Simple Recovery?

I’m trying to figure out an easy way to recover from a complete failed server. If I have two servers which are the same in every way is it possible to image one (bit for bit copy of a hard-drive) and drop the image on the replacement? I understand I would need to tie an IP to the NIC as the MAC address would have changed. Would this break the modules I licensed?

Thanks!

One solution is mondorescue

the far slower one is dd -if/yourolddick of=/yournewdisk

your mac address will only change on a hardware change. for that you have i believe a two time recourse

1 Like

I’ve been using Clonezilla and Pendrivelinux (Universal USB Installer - Easy as 1 2 3). The PenDriveLinux will take the Clonezilla ISO and place it on a thumb drive. I place the thumb drive in the server boot, connect my external USB HD and snag the image. Crazy easy. Not so easy is the commercial keys…my poison pills that kills my solution.

Thanks for the thoughts!

My commiserations, mondoarchive will do it while you are online and every Friday if you want :wink: and restore precisely even on a VM, if you change the network hardware, then you will either need to spoof the mac address (trivial in linux or in a VM) or re-register your deployment if you accepted commercial modules.

Yes, you can, and you don’t even need to worry about the MAC - just remove the MAC line from /etc/sysconfig/network-scripts/ifcfg-eth0 and delete the file /etc/udev/rules.d/70-persistent-net.rules and everything will be back up and working. (Obviously, this is RHEL/CentOS/FreePBX Distro, but it’s very similar on all the rest of them).

However, you’re over-engineering this, by a long way.

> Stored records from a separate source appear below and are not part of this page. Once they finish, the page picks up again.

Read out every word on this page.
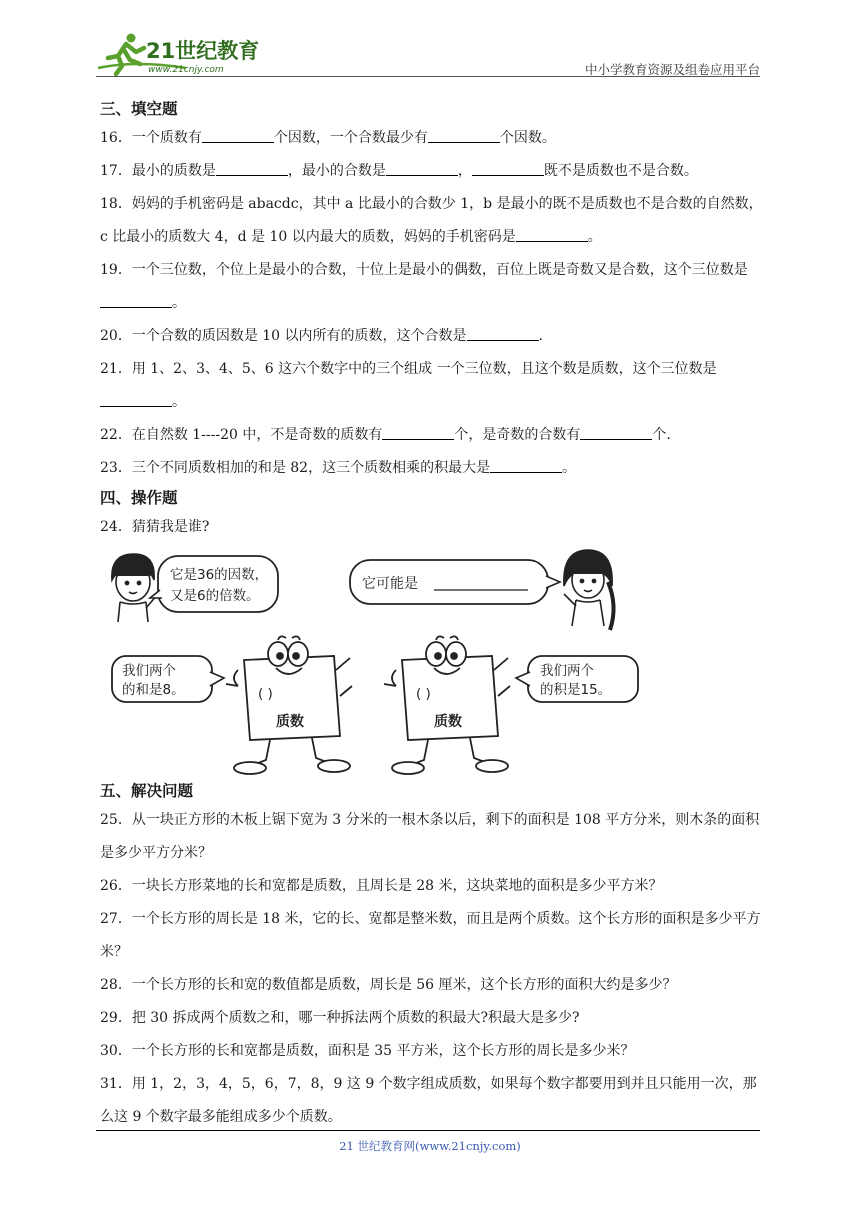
21世纪教育
www.21cnjy.com	中小学教育资源及组卷应用平台
三、填空题
16．一个质数有	个因数，一个合数最少有	个因数。
17．最小的质数是	，最小的合数是	，	既不是质数也不是合数。
18．妈妈的手机密码是 abacdc，其中 a 比最小的合数少 1，b 是最小的既不是质数也不是合数的自然数，c 比最小的质数大 4，d 是 10 以内最大的质数，妈妈的手机密码是	。
19．一个三位数，个位上是最小的合数，十位上是最小的偶数，百位上既是奇数又是合数，这个三位数是。
20．一个合数的质因数是 10 以内所有的质数，这个合数是	.
21．用 1、2、3、4、5、6 这六个数字中的三个组成 一个三位数，且这个数是质数，这个三位数是。
22．在自然数 1----20 中，不是奇数的质数有	个，是奇数的合数有	个.
23．三个不同质数相加的和是 82，这三个质数相乘的积最大是	。
四、操作题
24．猜猜我是谁?
它是36的因数，
又是6的倍数。
它可能是
我们两个
的和是8。	( )
质数
( )
质数
我们两个
的积是15。
五、解决问题
25．从一块正方形的木板上锯下宽为 3 分米的一根木条以后，剩下的面积是 108 平方分米，则木条的面积是多少平方分米？
26．一块长方形菜地的长和宽都是质数，且周长是 28 米，这块菜地的面积是多少平方米？
27．一个长方形的周长是 18 米，它的长、宽都是整米数，而且是两个质数。这个长方形的面积是多少平方米？
28．一个长方形的长和宽的数值都是质数，周长是 56 厘米，这个长方形的面积大约是多少？
29．把 30 拆成两个质数之和，哪一种拆法两个质数的积最大?积最大是多少?
30．一个长方形的长和宽都是质数，面积是 35 平方米，这个长方形的周长是多少米？
31．用 1，2，3，4，5，6，7，8，9 这 9 个数字组成质数，如果每个数字都要用到并且只能用一次，那么这 9 个数字最多能组成多少个质数。
21 世纪教育网(www.21cnjy.com)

Go to the backup module. Enable ‘backup to S3’. Set it so it backs up every day.

After a few days, and you’ve checked the the backups are being sent to S3, set the machine on fire, then shoot it, then throw it off a cliff, then run over it with a tank, and then dump it into the ocean somewhere.

Now, go and find another machine somewhere, download the latest ISO that matches your FreePBX version (hopefully, 13), install, and then restore the backup you downloaded from S3.

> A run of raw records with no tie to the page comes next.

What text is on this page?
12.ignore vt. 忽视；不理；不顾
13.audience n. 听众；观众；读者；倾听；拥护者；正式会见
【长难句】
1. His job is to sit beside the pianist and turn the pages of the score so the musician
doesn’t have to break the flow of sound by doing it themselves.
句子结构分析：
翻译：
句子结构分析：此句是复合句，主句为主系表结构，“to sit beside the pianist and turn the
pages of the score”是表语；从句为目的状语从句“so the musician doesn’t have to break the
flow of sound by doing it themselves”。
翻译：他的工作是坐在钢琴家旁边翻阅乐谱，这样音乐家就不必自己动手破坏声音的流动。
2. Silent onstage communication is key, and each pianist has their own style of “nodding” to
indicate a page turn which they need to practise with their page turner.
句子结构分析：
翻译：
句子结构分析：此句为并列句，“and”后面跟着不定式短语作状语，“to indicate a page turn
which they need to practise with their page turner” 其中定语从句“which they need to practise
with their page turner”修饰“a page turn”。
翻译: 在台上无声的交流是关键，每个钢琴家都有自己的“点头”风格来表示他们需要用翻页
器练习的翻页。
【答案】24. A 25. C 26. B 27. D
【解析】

Your phones are now back up and working, with only the downtime of you disposing of your previous server in an environmentally sensitive manner, like above.

Don’t make things too complex. Make them simple!

1 Like

The only issue I have with the warm spare is the wiki seems to be incomplete to create a “warm spare”. As written it would break all my IVR’s as the custom voice prompts will be lost as it only calls out - “Full Backup” and “Exclude Backup Settings”.

http://wiki.freepbx.org/display/FPG/Warm+Spare+Setup

The Schmooze guide talks about a “warm spare” template.
http://literature.schmoozecom.com/backup_restore-module/WarmSpare-Setup/Warm_Spare-Setup-Guide.pdf

Does a more complete document exist or has a “warm spare” template been shared that can be installed?

Thanks for the advice!

Will MondoArchive work with the default raid setup that the Distro uses? I have tried clonezilla in the past and it doesn’t always work so hot. Typically breaks the raid.

When you’re creating the backup, make sure that custom recordings are enabled. They are by default, as far as I know.

May I suggest you try it?

Yes it supports all manner of software raids.

Hi Rob,

Sure I’ll try it.

Can you help me understand the Freepbx documentation better?

In the Full back up it notes -
it does not include user voicemails, voice mailbox greetings or system audio greeting recordings

Is this not the case? From my very limited knowledge it’s coming across as the custom messages will not be backed up.

As always thanks for helping me build a better understanding of FreePBX.